Access Guide Magazin: Menschen im Autismus-Spektrum haben häufig Schwierigkeiten mit zwischenmenschlicher Kommunikation. Wie gelingt es Ihnen trotzdem als Psychotherapeutin zu arbeiten?

Christine Preißmann: Das lässt sich sehr gut vereinbaren. Ich habe den Eindruck, dass meine Patientinnen und Patienten davon profitieren dass ich ruhiger bin. Ich erkenne zwar nicht immer sofort, wie es jemandem geht. Aber ich frage dann ganz genau nach. Die Mehrzahl meiner Patientinnen und Patienten kommt aus dem Autismus-Spektrum oder vermutet diese Diagnose. Meine eigenen Erfahrungen sind da sehr hilfreich, weil ich zum Beispiel Strategien weitergeben kann, die mir selbst geholfen haben. Konkrete Verhaltenstherapie gelingt mir als Autistin recht gut.

Access Guide Magazin: Welche Hürden gab es während Ihrer Ausbildung?

Christine Preißmann: Das Jahr als Allgemeinmedizinerin war für mich sehr anstrengend, weil ich viel zu viele Menschen in sehr kurzer Zeit behandeln musste. Die Arbeit als Psychotherapeutin bietet dagegen viele Vorteile für mich. Eine Sitzung dauert 50 Minuten und Patientinnen und Patienten bleiben über einen längeren Zeitraum dieselben. Diese Kontinuität kommt mir sehr entgegen.
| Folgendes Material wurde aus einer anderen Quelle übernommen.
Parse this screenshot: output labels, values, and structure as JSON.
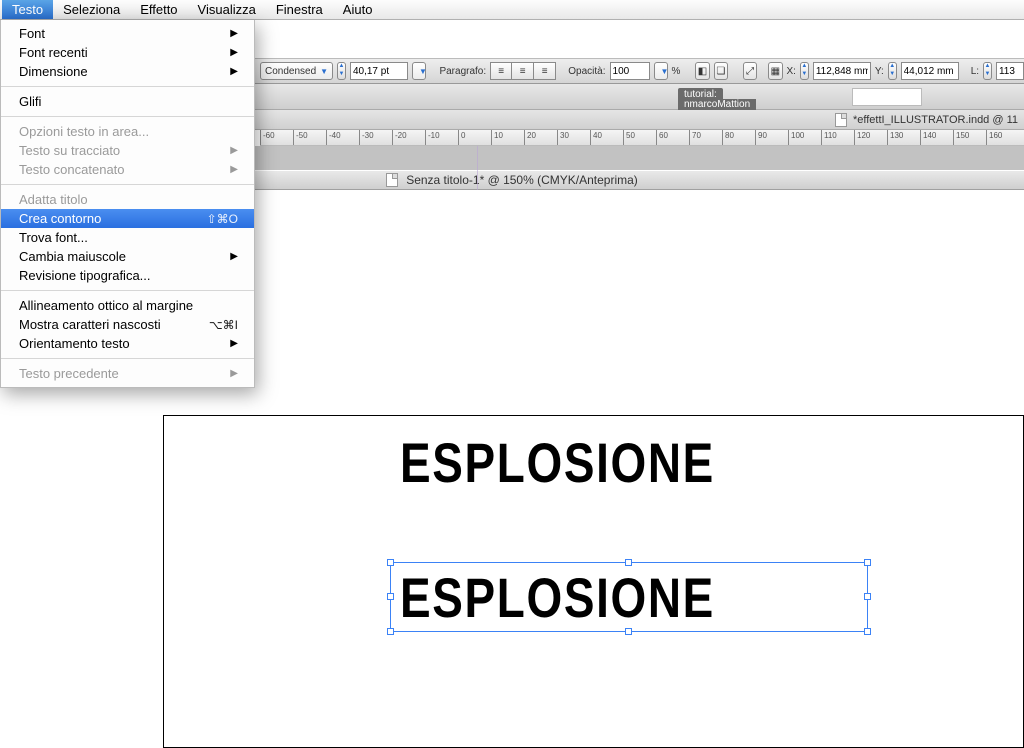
{
  "menubar": {
    "items": [
      "Testo",
      "Seleziona",
      "Effetto",
      "Visualizza",
      "Finestra",
      "Aiuto"
    ],
    "active_index": 0
  },
  "dropdown": {
    "groups": [
      [
        {
          "label": "Font",
          "submenu": true
        },
        {
          "label": "Font recenti",
          "submenu": true
        },
        {
          "label": "Dimensione",
          "submenu": true
        }
      ],
      [
        {
          "label": "Glifi"
        }
      ],
      [
        {
          "label": "Opzioni testo in area...",
          "disabled": true
        },
        {
          "label": "Testo su tracciato",
          "submenu": true,
          "disabled": true
        },
        {
          "label": "Testo concatenato",
          "submenu": true,
          "disabled": true
        }
      ],
      [
        {
          "label": "Adatta titolo",
          "disabled": true
        },
        {
          "label": "Crea contorno",
          "shortcut": "⇧⌘O",
          "highlight": true
        },
        {
          "label": "Trova font..."
        },
        {
          "label": "Cambia maiuscole",
          "submenu": true
        },
        {
          "label": "Revisione tipografica..."
        }
      ],
      [
        {
          "label": "Allineamento ottico al margine"
        },
        {
          "label": "Mostra caratteri nascosti",
          "shortcut": "⌥⌘I"
        },
        {
          "label": "Orientamento testo",
          "submenu": true
        }
      ],
      [
        {
          "label": "Testo precedente",
          "submenu": true,
          "disabled": true
        }
      ]
    ]
  },
  "controlbar": {
    "font_style": "Condensed",
    "font_size": "40,17 pt",
    "paragraph_label": "Paragrafo:",
    "opacity_label": "Opacità:",
    "opacity_value": "100",
    "opacity_unit": "%",
    "x_label": "X:",
    "x_value": "112,848 mm",
    "y_label": "Y:",
    "y_value": "44,012 mm",
    "l_label": "L:",
    "l_value": "113"
  },
  "tabs": {
    "other_doc": "*effettI_ILLUSTRATOR.indd @ 11",
    "chip1": "tutorial:",
    "chip2": "nmarcoMattion"
  },
  "window": {
    "title": "Senza titolo-1* @ 150% (CMYK/Anteprima)"
  },
  "ruler_ticks": [
    -60,
    -50,
    -40,
    -30,
    -20,
    -10,
    0,
    10,
    20,
    30,
    40,
    50,
    60,
    70,
    80,
    90,
    100,
    110,
    120,
    130,
    140,
    150,
    160
  ],
  "canvas": {
    "text": "ESPLOSIONE"
  }
}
Access Guide Magazin: Wie gelingt es Ihnen, sich in Ihre Patienten hineinzuversetzen?

Christine Preißmann: Viele Menschen denken, Autismus bedeutet, dass man nicht empathisch sein kann. Das stimmt aber nicht. Inzwischen weiß man, dass es zwei verschiedene Arten der Empathie gibt: die kognitive und die emotionale. Letztere funktioniert bei Autisten sehr gut. Sie können sich in andere Menschen hineinversetzen. Ein Zuviel an Mitgefühl kann auch erdrückend sein.

Christine Preißmann

Christine Preißmann © Privat

Access Guide Magazin: Statistisch gesehen sind mehr Männer von Autismus betroffen. Stimmt das? Warum wird bei Frauen die Diagnose seltener gestellt?

Christine Preißmann: Das ist schwer exakt zu beantworten, weil die Dunkelziffer an Frauen mit Autismus wahrscheinlich sehr hoch ist. Früher dachte man, das Verhältnis von Buben zu Mädchen mit Autismus liege bei fünf bis acht zu eins. Heute geht man von einem Verhältnis zwei zu eins aus. Autismus wird bei Mädchen und Frauen auch deshalb seltener diagnostiziert, weil sie als Kinder weniger auffällig sind: Sie sind stiller und mehr in sich gekehrt. Die Angehörigen merken oft gar nicht wie belastet sie sind. Bei mir selbst war das auch so. Ich war ein stilles Kind und bin gerne am Rand gesessen. In der Schule wollte ich nicht auffallen und nicht angesprochen werden – ich war irritiert und ängstlich. Viele Klassenkameraden haben mich wahrscheinlich gar nicht wahrgenommen. Ich konnte mich gut unsichtbar machen.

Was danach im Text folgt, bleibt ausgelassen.